ЮРИСТ&ЗАКОН, November 2018

Khrystyna Sushkevych, associate

Given dense competition, manufacturers (suppliers) are interested not only in producing goods, but also in their effective distribution. Therefore, pursuing the goal of effective distribution, exclusivity provision, in particular, is included to supply agreements. The provision, per se, prohibits a buyer from purchasing an analogous good from the supplier’s competitors. Interest of a supplier in exclusivity provision is due to a serious advantage he obtains as a result, since it limits cooperation of buyer with other contractors and thereby can push his competitors from the market. Buyer, in its turn, also quite often is interested in such cooperation type as he can obtain encouragement from the supplier, namely bonuses, discounts and more beneficial prices, etc.

Also, it should be noted that the AMCU pays much attention to observance of the legislation on protection of economic competition as concerns contractual relations between manufacturer of products (supplier) with his buyers. Hence, product realization scheme based on exclusivity can fall under the AMCU attention and be in the zone of risk of violation of economic competition protection legislation.

Exclusivity demonstration: where the risk zone starts

It should be noted that agreements with exclusivity condition are considered concerted actions according to the Law of Ukraine “On Protection of Economic Competition” (Competition Act). By the general rule, concerted actions are prohibited if they cause or can cause prevention, removal or limitation of competition.

For the time being, law enforcement practice of the AMCU in the area of vertical concerted actions is being actively developed, and the AMCU itself during law-making quite often employs European rules and approaches.

Therefore, standard requirements of the AMCU to vertical concerted actions (Standard Requirements) implementing to Ukrainian legislation approaches of the European Commission (EC, Commission) to vertical agreement assessment, consider, in particular, vertical concerted actions, in which supplier’s share on market where he sells contractual products does not exceed 30% and buyer’s share on market where he buyer contractual good also does not exceed 30%, within the safe zone.

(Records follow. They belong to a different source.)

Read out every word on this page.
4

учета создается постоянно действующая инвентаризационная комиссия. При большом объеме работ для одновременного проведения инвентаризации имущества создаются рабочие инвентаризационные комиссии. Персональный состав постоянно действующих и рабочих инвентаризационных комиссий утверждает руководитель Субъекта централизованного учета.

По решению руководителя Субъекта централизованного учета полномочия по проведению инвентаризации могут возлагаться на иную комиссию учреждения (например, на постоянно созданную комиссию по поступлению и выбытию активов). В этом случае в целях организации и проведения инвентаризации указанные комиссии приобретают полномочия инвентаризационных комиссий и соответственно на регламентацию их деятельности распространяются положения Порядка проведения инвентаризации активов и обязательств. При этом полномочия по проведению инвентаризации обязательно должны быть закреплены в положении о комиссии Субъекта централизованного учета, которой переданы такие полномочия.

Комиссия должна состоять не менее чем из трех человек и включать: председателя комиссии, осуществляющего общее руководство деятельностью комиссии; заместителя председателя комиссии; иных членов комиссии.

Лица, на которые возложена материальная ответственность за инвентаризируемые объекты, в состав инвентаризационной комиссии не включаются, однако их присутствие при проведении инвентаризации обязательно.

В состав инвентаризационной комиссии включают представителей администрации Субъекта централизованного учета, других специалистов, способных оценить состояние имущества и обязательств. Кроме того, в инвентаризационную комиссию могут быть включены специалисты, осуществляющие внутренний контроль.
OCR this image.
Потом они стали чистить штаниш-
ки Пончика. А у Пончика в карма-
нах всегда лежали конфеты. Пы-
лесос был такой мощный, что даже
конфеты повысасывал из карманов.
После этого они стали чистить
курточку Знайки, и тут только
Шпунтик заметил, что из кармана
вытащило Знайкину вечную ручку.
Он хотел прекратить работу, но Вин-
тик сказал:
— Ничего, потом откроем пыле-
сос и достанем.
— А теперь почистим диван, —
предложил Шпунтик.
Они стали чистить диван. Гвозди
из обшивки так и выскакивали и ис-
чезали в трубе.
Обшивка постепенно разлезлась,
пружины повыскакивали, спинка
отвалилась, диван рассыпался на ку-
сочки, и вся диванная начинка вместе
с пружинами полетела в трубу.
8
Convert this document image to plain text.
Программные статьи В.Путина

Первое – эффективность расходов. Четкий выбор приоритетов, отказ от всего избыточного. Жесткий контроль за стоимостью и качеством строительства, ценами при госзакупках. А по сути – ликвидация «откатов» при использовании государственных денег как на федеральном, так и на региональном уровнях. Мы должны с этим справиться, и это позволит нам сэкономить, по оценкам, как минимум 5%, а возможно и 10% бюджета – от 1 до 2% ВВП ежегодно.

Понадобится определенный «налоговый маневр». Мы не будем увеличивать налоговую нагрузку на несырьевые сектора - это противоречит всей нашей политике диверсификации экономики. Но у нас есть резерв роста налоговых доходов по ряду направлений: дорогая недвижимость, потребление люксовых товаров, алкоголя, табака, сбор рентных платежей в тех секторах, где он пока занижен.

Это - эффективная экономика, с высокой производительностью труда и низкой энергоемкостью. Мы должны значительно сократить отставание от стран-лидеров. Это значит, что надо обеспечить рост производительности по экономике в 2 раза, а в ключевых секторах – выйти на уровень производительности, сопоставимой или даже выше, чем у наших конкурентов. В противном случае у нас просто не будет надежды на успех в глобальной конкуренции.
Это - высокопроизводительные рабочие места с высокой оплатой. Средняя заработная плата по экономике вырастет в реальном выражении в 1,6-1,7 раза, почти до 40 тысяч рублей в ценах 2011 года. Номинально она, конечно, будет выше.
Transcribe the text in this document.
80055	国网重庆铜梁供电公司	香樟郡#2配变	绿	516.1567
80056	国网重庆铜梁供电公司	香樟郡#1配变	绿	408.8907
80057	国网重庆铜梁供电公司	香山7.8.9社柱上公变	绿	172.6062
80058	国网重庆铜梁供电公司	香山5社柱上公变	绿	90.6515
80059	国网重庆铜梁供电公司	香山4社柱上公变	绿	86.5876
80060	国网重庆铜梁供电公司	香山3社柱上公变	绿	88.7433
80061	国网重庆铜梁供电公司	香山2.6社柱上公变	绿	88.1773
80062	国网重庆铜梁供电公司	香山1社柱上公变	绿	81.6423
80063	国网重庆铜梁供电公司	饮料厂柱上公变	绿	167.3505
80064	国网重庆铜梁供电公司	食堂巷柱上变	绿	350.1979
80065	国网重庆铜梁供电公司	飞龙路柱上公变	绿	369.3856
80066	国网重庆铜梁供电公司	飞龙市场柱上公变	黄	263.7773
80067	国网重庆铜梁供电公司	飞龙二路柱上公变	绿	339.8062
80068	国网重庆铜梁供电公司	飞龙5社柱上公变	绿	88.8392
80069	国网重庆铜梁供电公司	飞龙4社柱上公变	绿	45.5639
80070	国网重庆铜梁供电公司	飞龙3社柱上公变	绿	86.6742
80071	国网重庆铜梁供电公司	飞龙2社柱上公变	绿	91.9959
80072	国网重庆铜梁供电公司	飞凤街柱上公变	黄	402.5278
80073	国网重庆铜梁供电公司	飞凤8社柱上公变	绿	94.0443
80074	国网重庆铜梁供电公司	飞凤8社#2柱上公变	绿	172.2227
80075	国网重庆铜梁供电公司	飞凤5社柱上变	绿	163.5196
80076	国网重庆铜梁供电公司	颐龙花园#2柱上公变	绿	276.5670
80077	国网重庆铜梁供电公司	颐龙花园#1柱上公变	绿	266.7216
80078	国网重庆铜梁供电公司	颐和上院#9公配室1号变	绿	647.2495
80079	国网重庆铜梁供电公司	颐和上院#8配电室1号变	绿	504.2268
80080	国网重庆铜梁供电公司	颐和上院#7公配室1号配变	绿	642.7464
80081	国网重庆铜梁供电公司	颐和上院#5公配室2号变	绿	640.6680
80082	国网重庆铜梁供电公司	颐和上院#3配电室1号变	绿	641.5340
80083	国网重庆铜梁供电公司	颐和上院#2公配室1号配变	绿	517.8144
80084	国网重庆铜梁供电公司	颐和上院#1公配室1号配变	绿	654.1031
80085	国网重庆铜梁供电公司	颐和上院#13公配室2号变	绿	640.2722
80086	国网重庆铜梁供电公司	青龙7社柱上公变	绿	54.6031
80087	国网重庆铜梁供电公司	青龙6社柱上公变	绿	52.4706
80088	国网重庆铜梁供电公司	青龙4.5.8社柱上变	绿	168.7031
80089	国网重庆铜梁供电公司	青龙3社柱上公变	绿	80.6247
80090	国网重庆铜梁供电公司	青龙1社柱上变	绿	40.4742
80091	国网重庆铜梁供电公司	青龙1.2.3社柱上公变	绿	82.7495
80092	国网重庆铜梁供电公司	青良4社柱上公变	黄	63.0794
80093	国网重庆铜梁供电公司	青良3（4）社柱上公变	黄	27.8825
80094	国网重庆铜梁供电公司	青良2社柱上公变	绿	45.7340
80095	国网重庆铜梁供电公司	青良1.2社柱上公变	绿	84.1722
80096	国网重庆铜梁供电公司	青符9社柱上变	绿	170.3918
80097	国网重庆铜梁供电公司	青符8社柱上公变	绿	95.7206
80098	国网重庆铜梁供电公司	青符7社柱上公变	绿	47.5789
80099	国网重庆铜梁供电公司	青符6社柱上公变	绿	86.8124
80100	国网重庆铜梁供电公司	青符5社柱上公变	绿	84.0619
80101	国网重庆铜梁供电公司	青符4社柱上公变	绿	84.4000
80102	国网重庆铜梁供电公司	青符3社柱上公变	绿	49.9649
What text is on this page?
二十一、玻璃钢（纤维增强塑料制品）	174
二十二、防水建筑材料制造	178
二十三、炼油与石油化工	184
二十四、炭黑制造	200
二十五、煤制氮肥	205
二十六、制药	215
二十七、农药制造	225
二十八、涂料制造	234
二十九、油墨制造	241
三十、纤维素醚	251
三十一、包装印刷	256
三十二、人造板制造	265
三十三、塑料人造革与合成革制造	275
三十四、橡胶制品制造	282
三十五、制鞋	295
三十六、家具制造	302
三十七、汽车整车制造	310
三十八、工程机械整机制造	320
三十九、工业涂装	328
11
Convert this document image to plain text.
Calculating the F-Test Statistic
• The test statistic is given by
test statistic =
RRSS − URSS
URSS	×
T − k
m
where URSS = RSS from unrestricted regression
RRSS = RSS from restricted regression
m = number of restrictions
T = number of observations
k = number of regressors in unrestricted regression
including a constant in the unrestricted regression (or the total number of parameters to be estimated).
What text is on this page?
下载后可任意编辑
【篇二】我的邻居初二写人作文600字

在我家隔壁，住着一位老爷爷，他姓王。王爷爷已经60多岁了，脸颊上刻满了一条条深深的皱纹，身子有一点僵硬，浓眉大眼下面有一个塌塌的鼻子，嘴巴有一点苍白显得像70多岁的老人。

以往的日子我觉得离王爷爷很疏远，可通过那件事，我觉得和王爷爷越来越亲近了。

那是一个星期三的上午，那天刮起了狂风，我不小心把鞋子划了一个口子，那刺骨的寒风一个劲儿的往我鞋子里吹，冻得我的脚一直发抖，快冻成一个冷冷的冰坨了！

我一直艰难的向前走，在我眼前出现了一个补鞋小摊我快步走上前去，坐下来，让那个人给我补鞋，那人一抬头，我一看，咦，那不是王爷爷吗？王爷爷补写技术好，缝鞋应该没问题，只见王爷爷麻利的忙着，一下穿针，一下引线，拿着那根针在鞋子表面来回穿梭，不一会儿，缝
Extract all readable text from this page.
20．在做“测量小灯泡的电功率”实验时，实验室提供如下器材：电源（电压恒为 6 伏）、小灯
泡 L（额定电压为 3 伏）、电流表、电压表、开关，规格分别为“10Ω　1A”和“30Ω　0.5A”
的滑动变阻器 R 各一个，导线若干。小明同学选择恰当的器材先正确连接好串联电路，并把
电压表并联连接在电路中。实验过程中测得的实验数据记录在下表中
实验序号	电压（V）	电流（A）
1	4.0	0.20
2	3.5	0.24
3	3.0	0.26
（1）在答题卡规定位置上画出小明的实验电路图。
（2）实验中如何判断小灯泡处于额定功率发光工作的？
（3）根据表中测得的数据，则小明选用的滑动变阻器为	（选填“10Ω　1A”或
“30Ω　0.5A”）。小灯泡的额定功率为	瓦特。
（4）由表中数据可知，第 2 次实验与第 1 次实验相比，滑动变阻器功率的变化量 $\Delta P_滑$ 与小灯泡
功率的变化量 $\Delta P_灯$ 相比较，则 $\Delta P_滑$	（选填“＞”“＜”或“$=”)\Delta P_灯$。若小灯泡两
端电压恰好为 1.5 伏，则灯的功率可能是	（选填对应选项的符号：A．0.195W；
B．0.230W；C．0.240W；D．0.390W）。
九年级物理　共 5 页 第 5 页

Regarding “exclusivity” term, the Ukrainian legislation does not put it in a separate category and does not give a specific definition. However, it can exist as a result of including corresponding provisions to the agreement. In this case it is not required that the exclusivity condition be expressed by using an analogous term in an agreement, since exclusivity by its nature should be assessed considering its goal and possible consequences. Thus, exclusivity can be expressed as a result of creating some obligation for the buyer, applying encouragement, granting him special discounts, bonuses, etc. in case he complies with the rules set by supplier.

Single branding. The legislation on protection of economic competition does not define “single brand” concept, however, being guided by the European practice and approaches, it should be mentioned that single branding covers such agreements which oblige a buyer to purchase some goods from only one supplier. In general, single branding is not a prohibited practice under the European and Ukrainian competition legislation.

Single branding as a condition in a supply agreement, in particular, can be expressed as follows:

  • buyer’s obligation to buy more than 80% of goods from only one supplier. The buyer is obliged not to buy and re-sell goods of supplier’s competitors;
  • buyer’s obligation to buy supplier’s goods in the minimum quantity established by him. Now this practice is quite spread among companies on the pharmaceutical market.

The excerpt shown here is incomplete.